こちらの動きも注視いただければと思います。
http://www.moj.go.jp/housei/sougouhouritsushien/housei04_00017.html

質問6
「暴行・脅迫」「抗拒不能」の要件を撤廃し不合意のみの犯罪成立となると冤罪が生まれるんじゃないか?と懸念されています。どう思いますか?

<回答>
何をもって「不同意」を認定するか、ということが重要なポイントなってきます。被害者の認識だけに帰せしめると、認定が不安定になる、ということが議論になっているのだと思います。社会の常識が「一緒にを飲んだら同意」「車に乗ったら同意」「密室に入ったら同意」というところから、どのような場合に不同意なのか、ということを、共通認識を作っていくことが大事だと思います。

また、冤罪が生じやすいのは、人質司法や、弁護人の取り調べ立会権が無いことや、録音録画が限定的であるとか、刑事司法手続き全体の問題もあります。

刑事司法を変えていくことと、「性的同意とは何か」というコンセンサスを作っていくことが大事です。このような思いから、6月に条文案をバージョンアップしました。

質問7
私は昨年の11月21日の12団体の提示された改正案で進んでいくと思っていましたが、どうしてヒューマンライツ・ナウは独自で改正案を出され、記者会見されたのでしょうか?

<回答>
11月の改正案と、6月の改正案の大きな違いは、不同意を示す徴表としての行為類型を、暴行脅迫以外の類型を付け足したことです。
威迫、不意打ち、偽計、欺罔、監禁を用いたっ場合は「不同意」であるという点と、人の無意識、睡眠、催眠、酩酊、薬物の影響、疾患、障害、洗脳、恐怖、困惑などの状況に乗じて行った場合、も不同意であるという点です。不同意性交罪を創設したい、という思いは同じです。

昨年の提言を発表後、その提言内容に関して、ヒューマンライツ・ナウとして、さまざまな関係者から意見を聴取し、より精度の高い提言とする必要性を感じ、改訂の必要があると考えました。
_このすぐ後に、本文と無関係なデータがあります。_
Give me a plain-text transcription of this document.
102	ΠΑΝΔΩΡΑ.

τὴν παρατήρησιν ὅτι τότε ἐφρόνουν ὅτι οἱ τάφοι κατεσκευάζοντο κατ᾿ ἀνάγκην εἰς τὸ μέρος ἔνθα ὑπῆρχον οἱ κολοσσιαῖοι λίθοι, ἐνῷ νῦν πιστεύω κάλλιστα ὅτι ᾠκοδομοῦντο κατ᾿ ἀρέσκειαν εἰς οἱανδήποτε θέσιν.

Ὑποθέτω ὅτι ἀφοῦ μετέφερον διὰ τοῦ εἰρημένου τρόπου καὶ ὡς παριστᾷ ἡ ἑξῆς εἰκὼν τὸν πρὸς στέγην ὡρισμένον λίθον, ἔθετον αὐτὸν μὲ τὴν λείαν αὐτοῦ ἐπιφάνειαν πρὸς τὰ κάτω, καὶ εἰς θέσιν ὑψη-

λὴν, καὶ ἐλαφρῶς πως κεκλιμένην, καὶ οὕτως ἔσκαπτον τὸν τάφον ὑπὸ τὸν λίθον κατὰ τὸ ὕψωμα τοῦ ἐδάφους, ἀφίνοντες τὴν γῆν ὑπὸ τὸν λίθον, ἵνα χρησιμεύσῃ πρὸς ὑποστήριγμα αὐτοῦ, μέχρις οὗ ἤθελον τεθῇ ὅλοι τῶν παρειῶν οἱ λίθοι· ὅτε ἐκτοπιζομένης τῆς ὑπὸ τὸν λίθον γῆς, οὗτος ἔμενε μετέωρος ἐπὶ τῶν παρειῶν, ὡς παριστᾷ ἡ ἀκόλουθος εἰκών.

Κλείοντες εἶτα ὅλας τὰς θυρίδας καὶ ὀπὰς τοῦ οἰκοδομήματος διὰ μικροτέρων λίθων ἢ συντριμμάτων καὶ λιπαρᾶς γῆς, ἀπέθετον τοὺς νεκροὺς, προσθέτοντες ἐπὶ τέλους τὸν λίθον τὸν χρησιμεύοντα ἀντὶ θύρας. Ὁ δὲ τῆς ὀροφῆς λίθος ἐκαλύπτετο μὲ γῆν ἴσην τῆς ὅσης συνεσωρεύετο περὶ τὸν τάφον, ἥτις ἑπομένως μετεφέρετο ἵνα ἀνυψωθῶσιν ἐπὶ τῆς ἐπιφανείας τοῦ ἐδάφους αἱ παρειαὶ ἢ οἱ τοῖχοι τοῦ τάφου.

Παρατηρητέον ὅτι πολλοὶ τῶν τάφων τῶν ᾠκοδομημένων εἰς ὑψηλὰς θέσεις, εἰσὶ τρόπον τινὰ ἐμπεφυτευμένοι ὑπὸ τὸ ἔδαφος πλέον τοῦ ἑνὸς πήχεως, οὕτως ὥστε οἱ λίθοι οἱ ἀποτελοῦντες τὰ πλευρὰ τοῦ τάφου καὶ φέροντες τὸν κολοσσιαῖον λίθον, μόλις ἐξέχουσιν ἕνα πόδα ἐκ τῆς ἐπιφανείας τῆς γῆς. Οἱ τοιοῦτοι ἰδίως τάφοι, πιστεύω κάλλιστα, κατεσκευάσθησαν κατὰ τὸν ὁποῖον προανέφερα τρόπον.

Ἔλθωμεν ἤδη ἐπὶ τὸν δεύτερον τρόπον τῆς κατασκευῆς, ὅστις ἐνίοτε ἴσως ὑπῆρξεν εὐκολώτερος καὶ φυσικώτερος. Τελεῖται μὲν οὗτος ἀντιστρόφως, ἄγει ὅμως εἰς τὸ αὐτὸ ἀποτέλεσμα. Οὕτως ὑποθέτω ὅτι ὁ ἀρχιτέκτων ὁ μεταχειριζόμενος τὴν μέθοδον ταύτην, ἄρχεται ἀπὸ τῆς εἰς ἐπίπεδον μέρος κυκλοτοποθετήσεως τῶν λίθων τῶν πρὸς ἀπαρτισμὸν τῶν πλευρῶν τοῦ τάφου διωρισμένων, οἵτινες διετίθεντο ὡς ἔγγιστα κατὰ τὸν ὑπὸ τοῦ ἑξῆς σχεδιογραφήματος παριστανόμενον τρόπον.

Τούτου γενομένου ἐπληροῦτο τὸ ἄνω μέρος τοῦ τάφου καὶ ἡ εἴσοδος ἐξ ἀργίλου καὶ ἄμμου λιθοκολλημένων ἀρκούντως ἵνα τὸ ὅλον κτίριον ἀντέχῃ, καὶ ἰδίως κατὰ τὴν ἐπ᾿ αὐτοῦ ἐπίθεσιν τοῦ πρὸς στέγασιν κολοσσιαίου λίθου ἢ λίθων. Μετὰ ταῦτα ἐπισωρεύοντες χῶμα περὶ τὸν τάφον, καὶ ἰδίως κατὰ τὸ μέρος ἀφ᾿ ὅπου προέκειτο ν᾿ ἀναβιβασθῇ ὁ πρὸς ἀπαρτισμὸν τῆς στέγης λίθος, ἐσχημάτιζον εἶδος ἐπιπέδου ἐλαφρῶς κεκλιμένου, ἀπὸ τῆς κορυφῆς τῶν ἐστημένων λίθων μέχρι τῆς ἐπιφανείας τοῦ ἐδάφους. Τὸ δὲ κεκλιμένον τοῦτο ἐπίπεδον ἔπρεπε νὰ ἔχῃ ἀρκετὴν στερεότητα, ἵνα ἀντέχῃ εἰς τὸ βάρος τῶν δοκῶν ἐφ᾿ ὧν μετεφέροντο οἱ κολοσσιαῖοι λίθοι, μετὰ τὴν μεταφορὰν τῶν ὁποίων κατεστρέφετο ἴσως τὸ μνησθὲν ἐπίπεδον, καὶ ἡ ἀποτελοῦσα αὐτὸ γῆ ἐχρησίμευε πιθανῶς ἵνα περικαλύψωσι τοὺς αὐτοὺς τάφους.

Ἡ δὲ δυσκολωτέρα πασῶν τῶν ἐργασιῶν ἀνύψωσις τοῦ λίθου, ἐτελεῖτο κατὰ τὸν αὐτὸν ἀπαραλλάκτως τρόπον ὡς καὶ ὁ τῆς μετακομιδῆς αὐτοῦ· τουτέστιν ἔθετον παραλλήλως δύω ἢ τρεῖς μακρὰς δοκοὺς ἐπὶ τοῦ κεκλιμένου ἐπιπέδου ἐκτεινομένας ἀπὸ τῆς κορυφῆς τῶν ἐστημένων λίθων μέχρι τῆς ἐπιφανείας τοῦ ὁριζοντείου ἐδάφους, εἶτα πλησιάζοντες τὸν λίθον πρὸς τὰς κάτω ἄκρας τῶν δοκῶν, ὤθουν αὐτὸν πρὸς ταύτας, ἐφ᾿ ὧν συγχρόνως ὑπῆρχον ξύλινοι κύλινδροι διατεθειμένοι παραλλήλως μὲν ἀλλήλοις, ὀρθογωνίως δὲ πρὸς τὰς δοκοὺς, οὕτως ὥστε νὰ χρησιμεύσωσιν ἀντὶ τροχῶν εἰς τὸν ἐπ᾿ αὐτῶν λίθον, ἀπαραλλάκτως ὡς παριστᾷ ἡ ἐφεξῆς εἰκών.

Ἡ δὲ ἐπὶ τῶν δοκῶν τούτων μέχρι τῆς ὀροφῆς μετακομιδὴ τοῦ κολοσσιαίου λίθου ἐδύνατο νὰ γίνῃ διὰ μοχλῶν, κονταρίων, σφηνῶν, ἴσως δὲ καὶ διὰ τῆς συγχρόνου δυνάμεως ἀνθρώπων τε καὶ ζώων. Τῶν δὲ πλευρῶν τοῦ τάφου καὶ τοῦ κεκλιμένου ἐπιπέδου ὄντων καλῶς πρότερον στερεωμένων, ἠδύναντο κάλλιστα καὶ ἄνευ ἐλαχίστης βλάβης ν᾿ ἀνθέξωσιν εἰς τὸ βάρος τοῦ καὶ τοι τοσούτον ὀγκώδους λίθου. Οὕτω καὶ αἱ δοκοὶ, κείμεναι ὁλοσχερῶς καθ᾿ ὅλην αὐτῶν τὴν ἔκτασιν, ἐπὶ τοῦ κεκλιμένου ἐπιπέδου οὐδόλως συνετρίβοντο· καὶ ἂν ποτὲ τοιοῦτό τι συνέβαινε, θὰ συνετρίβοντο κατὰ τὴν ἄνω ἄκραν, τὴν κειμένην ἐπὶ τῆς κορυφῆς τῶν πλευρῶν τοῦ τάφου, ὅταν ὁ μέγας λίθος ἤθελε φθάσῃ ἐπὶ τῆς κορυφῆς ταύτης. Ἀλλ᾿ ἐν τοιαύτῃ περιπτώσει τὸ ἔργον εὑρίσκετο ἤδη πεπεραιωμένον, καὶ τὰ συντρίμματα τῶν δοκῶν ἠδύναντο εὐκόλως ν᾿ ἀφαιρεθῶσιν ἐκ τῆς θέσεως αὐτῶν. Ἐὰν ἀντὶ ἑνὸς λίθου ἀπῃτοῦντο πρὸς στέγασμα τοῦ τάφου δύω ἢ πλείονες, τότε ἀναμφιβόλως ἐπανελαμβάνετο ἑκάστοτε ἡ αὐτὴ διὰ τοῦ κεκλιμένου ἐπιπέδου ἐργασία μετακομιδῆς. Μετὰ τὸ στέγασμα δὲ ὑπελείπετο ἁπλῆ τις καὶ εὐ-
検討会の議論が始まるタイミングで速やかに公表することが重要と判断したため、6月の発表に至りました。

改訂版をの前文に「国内外の法律家や市民との対話を実施しました。これらの対話により、 認識が深まった部分や論理的整合性などを考慮し」
記載しております。

〜終わりに〜

この秋も、刑法性犯罪規定改正の機運を高めていくため、イベント・キャンペーンを開催していきます。これからも私たちと一緒に声をあげてください。よろしくお願いします!